In this case, I have, following the guidance of Brown LJ [at 39] and Lord Bingham [at 31], accorded respect to the views of the Claimant on the balance to be struck between the competing interests in this case. However, I have formed my own independent view, that in this case, the personal hardship of D3-D23 is outweighed by the planning merits of the grant of an injunction.

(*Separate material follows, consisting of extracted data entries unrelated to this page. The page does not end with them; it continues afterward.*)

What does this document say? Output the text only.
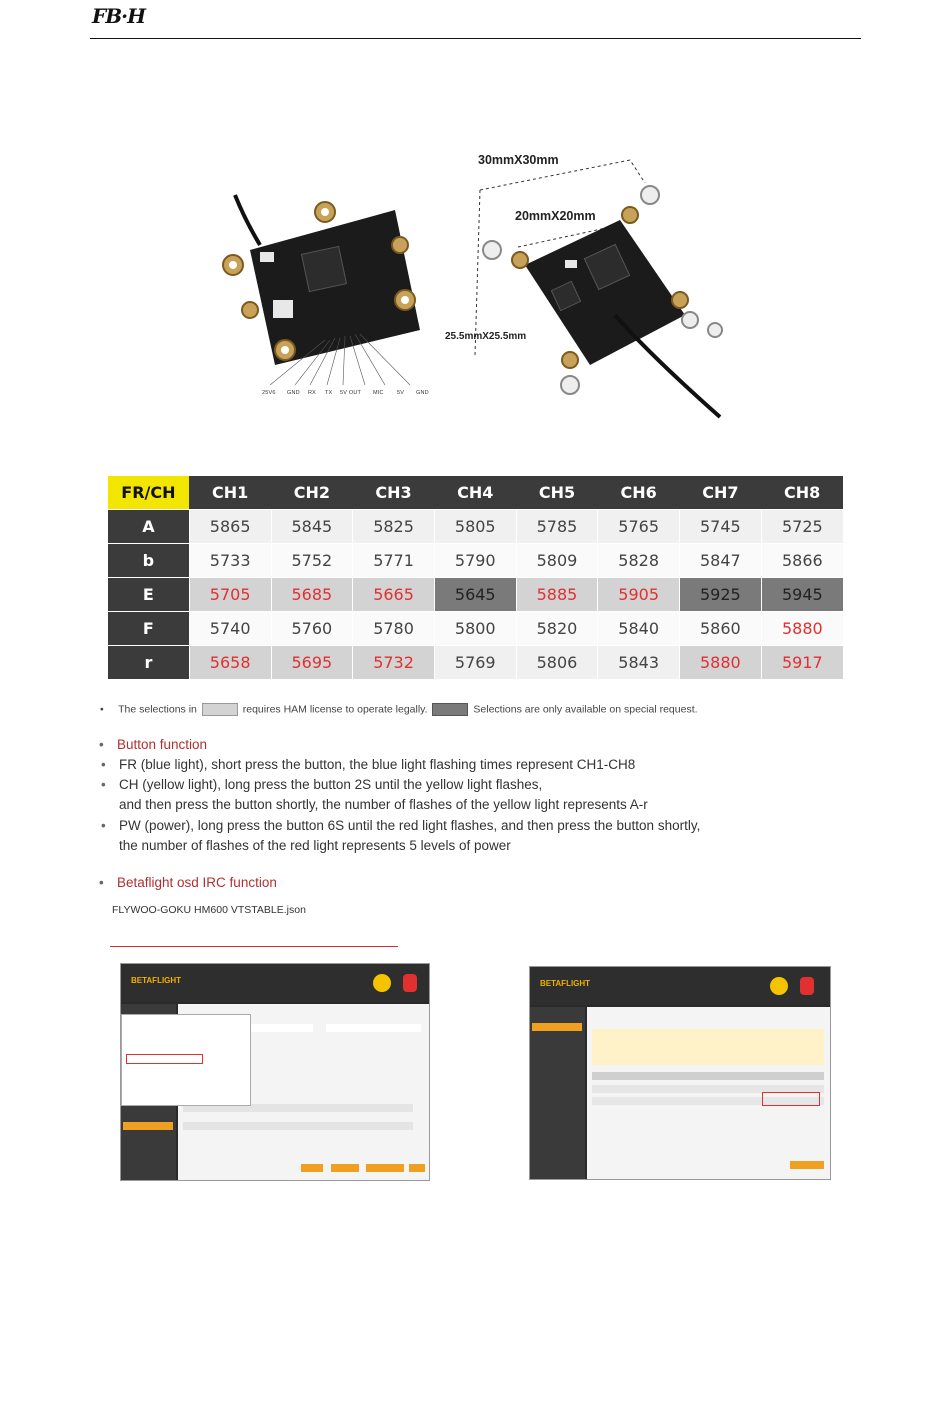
FB·H
25V6 GND RX TX 5V OUT MIC 5V GND
30mmX30mm
20mmX20mm
25.5mmX25.5mm
FR/CH	CH1	CH2	CH3	CH4	CH5	CH6	CH7	CH8
A	5865	5845	5825	5805	5785	5765	5745	5725
b	5733	5752	5771	5790	5809	5828	5847	5866
E	5705	5685	5665	5645	5885	5905	5925	5945
F	5740	5760	5780	5800	5820	5840	5860	5880
r	5658	5695	5732	5769	5806	5843	5880	5917
•     The selections in	requires HAM license to operate legally.	Selections are only available on special request.
• Button function
• FR (blue light), short press the button, the blue light flashing times represent CH1-CH8
• CH (yellow light), long press the button 2S until the yellow light flashes,
and then press the button shortly, the number of flashes of the yellow light represents A-r
• PW (power), long press the button 6S until the red light flashes, and then press the button shortly,
the number of flashes of the red light represents 5 levels of power
• Betaflight osd IRC function
FLYWOO-GOKU HM600 VTSTABLE.json
BETAFLIGHT	BETAFLIGHT
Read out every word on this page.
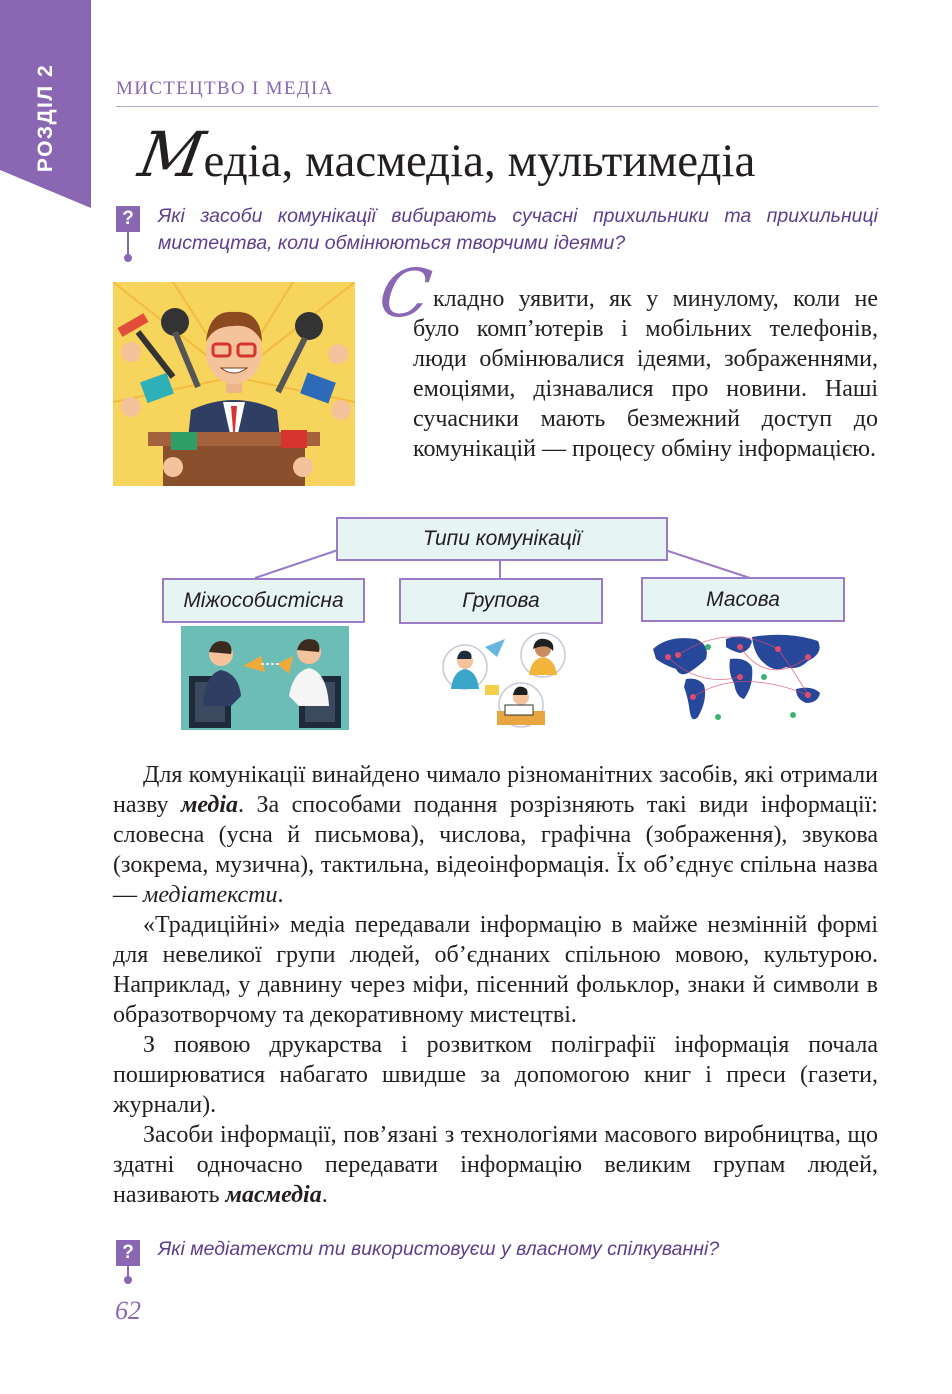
РОЗДІЛ 2	МИСТЕЦТВО І МЕДІА
Медіа, масмедіа, мультимедіа
?	Які засоби комунікації вибирають сучасні прихильники та прихильниці мистецтва, коли обмінюються творчими ідеями?
С
кладно уявити, як у минулому, коли не було комп’ютерів і мобільних телефонів, люди обмінювалися ідеями, зображеннями, емоціями, дізнавалися про новини. Наші сучасники мають безмежний доступ до комунікацій — процесу обміну інформацією.
Типи комунікації
Міжособистісна	Групова	Масова

Для комунікації винайдено чимало різноманітних засобів, які отримали назву медіа. За способами подання розрізняють такі види інформації: словесна (усна й письмова), числова, графічна (зображення), звукова (зокрема, музична), тактильна, відеоінформація. Їх об’єднує спільна назва — медіатексти.

«Традиційні» медіа передавали інформацію в майже незмінній формі для невеликої групи людей, об’єднаних спільною мовою, культурою. Наприклад, у давнину через міфи, пісенний фольклор, знаки й символи в образотворчому та декоративному мистецтві.

З появою друкарства і розвитком поліграфії інформація почала поширюватися набагато швидше за допомогою книг і преси (газети, журнали).

Засоби інформації, пов’язані з технологіями масового виробництва, що здатні одночасно передавати інформацію великим групам людей, називають масмедіа.

?	Які медіатексти ти використовуєш у власному спілкуванні?
62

Therefore, the submissions on the impact of the decision in Porter and others does not change my view that an injunction against D3-D23 is just and proportionate.
Defendants 1 and 2
(a) Temporary planning permission was granted to D1 and D2 by the Planning Inspectorate because their personal circumstances outweighed planning harm. The permission was granted on the basis that further sites would become available in the period of the permission which would change the planning balance in favour of refusal of planning permission. However, further sites have not become available, and the planning balance has not therefore changed.
(b) D1 and D2 have had the benefit of temporary planning permission between 2017 and 2022 and they have not breached planning control with the same degree of flagrancy as D3 - D23.
(c) In making its decision to apply for this injunction against D1 and D2, the Claimant failed to give adequate consideration to the circumstances of their case, including their personal circumstances.